Tiffeny Milbrett: “The culture has to play back toward letting soccer players develop vs. all these horror stories that you hear.” (FrontRowSoccer.com Photo)
By Michael Lewis
When she played at the highest level of the beautiful game, Tiffeny Milbrett walked and ran to the beat of a different drummer.
She wasn’t just an athlete who played soccer, she was a soccer player.
For Milbrett, who recently was inducted into the National Soccer Hall of Fame, being a good athlete just doesn’t cut it anymore internationally. You have to be a soccer player, a damn good one.
“What is a bigger story in our younger age groups, the rest of the world is just catching up very quickly,” said Milbrett, who is the Colorado Rapids head girls coach. “The culture has to play back toward letting soccer players develop vs. all these horror stories that you hear, that your team or club happened to lose, literally those players and some of those families, you’re going to lose them to the next club that wins. Just because you’re winning, I don’t know why its such a hard concept to understand. Just because you’re winning it doesn’t mean you’re developing and doing things right for the game and the players to reach their soccer potential. We have to get away from a culture that values and judges if you’ve won and needs to be able to value and judge if you developed because the winning will come.”
The Portland, Ore. native knows a thing or two about soccer.

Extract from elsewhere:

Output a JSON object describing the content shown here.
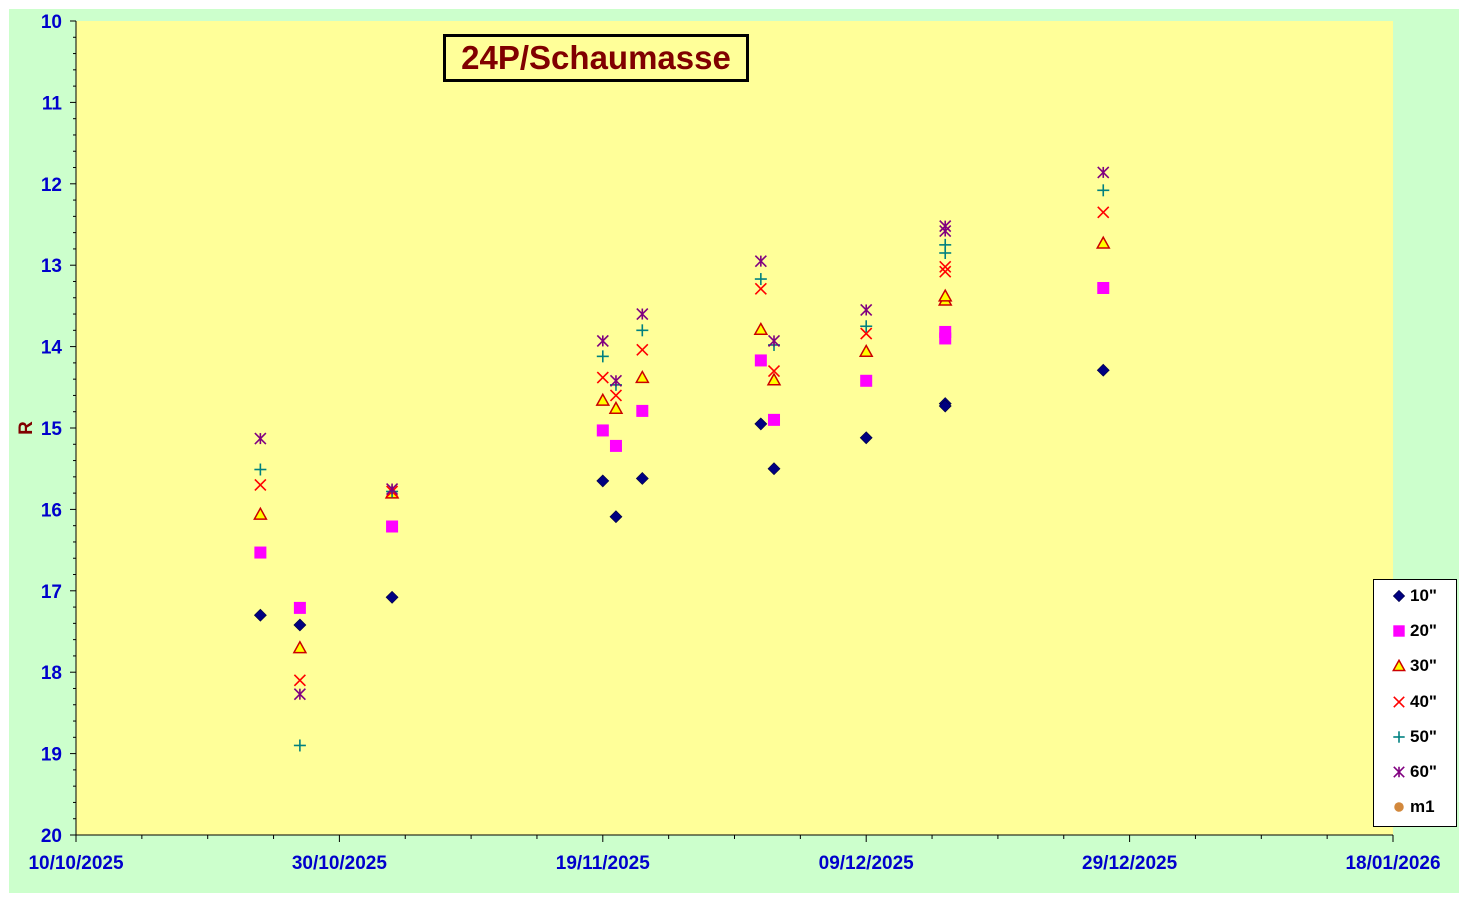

Despite her height — she likes to say that she is 5-2 and one quarter-inch — Milbrett was a scoring terror no matter what level she was at. She set goal-scoring records at the University of Portland. She was the first MVP and goal-scoring leader while performing for the New York Power in the Women’s United Soccer Association, the first incarnation of women’s professional in the U.S. And she was a 100-goal scorer for the U.S. women’s national team as a member of an Olympic gold-medal winning side (1996) and a world championship squad (1999). And as they say, that’s just scratching the surface of her career.
The 46-year-old Milbrett said the American sporting public is obsessed about winning.
“How many articles that you read coming out of everywhere else in the rest of the world and they’re essentially saying these things,” she said in a recent interview. “In our American culture we’re so obsessed with, if we won, then we’re doing everything right. No, that doesn’t necessarily mean that. We have to take warning of the rest of the world and the younger ages advancing so quickly because they’re doing the soccer thing. We need to do the soccer thing, too, not just train the athletes, right?”
For years, B.W. Gottschee of the Cosmopolitan Junior Soccer League has espoused the motto, “Be with the ball” and the winning would come eventually. It usually has, given the club’s success not over years, but decades.
More clubs and teams have followed that philosophy, but for Milbrett, it apparently is not enough. A soccer mentality and a soccer IQ are needed.
“We are playing a sport where you need certain skill sets with many different things,” Milbrett said. “You just can’t be able to run and be powerful with strength. You have to have to be able to make decisions. You have to able to be aware of the game off the ball. You have to be able to do something with the ball. We cannot continue to train track stars, we have to train soccer players to what the sport demands.
“I don’t see that happening a lot because in our culture it’s all about the winning element and again, … and we’re starting at 8-, 9- and 10-years-old, the winning element that is demanded by parents and facilitated by clubs or otherwise they’re going to lose players. So, of course, you take the biggest, fastest, strongest from a very early age. It’s a very simple no wonder that its going down this path. Yes, there’s no question that you have to have physical demands, you have to be able to handle the physical and mental demands. If I see a young player who is a smaller player … they play small because they are afraid of the physicality and [are] mentally hesitant.
“You have to have a certain mental, emotional and physical application for the level of where you’re at, but if you’re a better soccer player and you compete matching those things, I’ll take a smaller player any day over just a fast forward, physically strong player because that’s a soccer player. There’s no reason why you can’t train both because you also need to able to know what the game demands and how to train that in. But that takes years of layering in that. I don’t know if we have the patience. I don’t understand our culture … We will continue to suffer internationally, and we are and are already for sure.”
As for the U.S.’s chances in the Women’s World Cup France next summer, Milbrett said that there will be a challenge and a half given the quality of opponents. Last month the Americans qualified for their eighth appearance at the world championships.
“As you get to the oldest level, anything can happen,” she said. “Obviously, we saw it with the men’s side. On paper, they were absolutely qualified through and should have been. But when you get to the highest level because of the adult game and bodies and capability, anything can happen. I obviously give the U.S. team an opportunity, for sure.
“Back in the heyday, I played in three World Cups and we only won one. It’s nothing against the current crop. It’s the nature of the competition and nature of the beast. But of course, probably the U.S. is always one of the top contenders. A lot of people would bet on the U.S. … That to me hasn’t changed.”